Savez‐vous que John McEnroe ne regarde pas les gens dans les yeux ? Évidemment non, en revanche le réali­sa­teur oui, lui qui dans une scène très forte, celle de la rencontre à l’aé­ro­port entre John McEnroe et Björn Borg n’ou­blie pas ce compor­te­ment rendant les images encore plus authen­tiques. Outre le décor, l’en­vi­ron­ne­ment, est aussi remar­qua­ble­ment recons­titué, le film prend aussi de vrais risques en sortant de la riva­lité Borg‐McEnroe pour nous proposer d’autres stars de l’époque à l’écran.
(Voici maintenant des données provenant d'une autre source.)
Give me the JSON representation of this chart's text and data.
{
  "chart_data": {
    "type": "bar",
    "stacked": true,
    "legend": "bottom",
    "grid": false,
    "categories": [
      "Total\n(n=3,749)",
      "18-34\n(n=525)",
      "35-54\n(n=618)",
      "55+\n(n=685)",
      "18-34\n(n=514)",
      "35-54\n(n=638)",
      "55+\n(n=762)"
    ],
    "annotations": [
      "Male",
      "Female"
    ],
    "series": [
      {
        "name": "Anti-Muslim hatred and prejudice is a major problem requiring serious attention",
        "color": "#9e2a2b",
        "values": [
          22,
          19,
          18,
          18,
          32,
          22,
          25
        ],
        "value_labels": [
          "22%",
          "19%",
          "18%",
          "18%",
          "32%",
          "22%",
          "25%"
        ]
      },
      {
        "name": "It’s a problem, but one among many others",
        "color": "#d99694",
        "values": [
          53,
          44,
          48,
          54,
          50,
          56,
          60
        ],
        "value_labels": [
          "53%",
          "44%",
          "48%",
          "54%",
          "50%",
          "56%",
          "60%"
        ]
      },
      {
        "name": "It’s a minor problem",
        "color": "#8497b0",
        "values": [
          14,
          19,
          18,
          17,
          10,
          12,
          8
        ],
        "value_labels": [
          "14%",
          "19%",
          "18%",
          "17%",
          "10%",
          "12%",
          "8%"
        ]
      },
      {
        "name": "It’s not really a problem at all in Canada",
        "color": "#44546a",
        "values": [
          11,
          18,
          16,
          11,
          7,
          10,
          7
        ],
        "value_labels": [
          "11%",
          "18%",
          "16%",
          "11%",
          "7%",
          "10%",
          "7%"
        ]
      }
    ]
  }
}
Si Vitas Gerulaitis est au final facile à incarner en fêtard et night clubber, l’ap­pa­ri­tion, certes furtive de Jimmy Connors et sa gestuelle parti­cu­lière confirme bien que Janus Metz aime et connait le tennis. Sa volonté de partager cette passion avec ses spec­ta­teurs est constante et ingé­nieuse. À ce sujet, la présence de Peter Fleming, grand ami de John McEnroe avec qui il a remporté une flopée de titres en double confirme que le réali­sa­teur a bien compris l’en­vi­ron­ne­ment affectif dans lequel essayait d’exister John McEnroe. « Même si je n’étais qu’un enfant en 1980, je me souviens parfai­te­ment du tennis de cette époque » explique Janus Metz, une réalité qui se confirme donc sur la pelli­cule. On est donc bien loin des approxi­ma­tions grotesques de Mach Point ou encore du film La plus belle victoire qui frisaient le ridi­cule. Mention spéciale pour la scène où Björn Borg teste la tension de ces cadres en marchant pieds nus sur les tamis, pas éton­nant aussi qu’elle ait été sélec­tionnée dans la bande annonce du film.

Du tennis enfin réaliste

« Les acteurs ont travaillé tous les jours leur tennis, leur body langage pendant plus de six mois pour parvenir à inter­préter leur person­nage en dehors mais aussi sur le court » explique Janus Metz même si de notre côté on donnera un léger avan­tage à Sverrir Gudnason dans le rôle de Björn Borg. Shia Labeouf est loin de démé­riter, il faut dire que dans ce domaine la tech­nique de John McEnroe reste un ovni de l’his­toire du tennis. Quoi qu’il en soit il est clair que les acteurs ont appris à glisser, volleyer, et que sur des plans pris de haut, la géomé­trie d’un court nous renvoie vers l’idée des trajec­toires et de l’émo­tion. D’ailleurs, lors des scènes de tennis, on est happé par l’as­pect psycho­lo­gique et les fameuses expres­sions du visage même si John McEnroe déses­père de voir son adver­saire aussi stoïque et calme. Ce contraste saisis­sant est bien orchestré à chaque chan­ge­ment de côté. Il devient même presque anachro­nique fina­le­ment tant aujourd’hui ce moment est devenu presque pour tous les joueurs de la planète un vrai moment de séré­nité à part pour quelques irré­duc­tibles comme l’Australien Nick Kyrgios.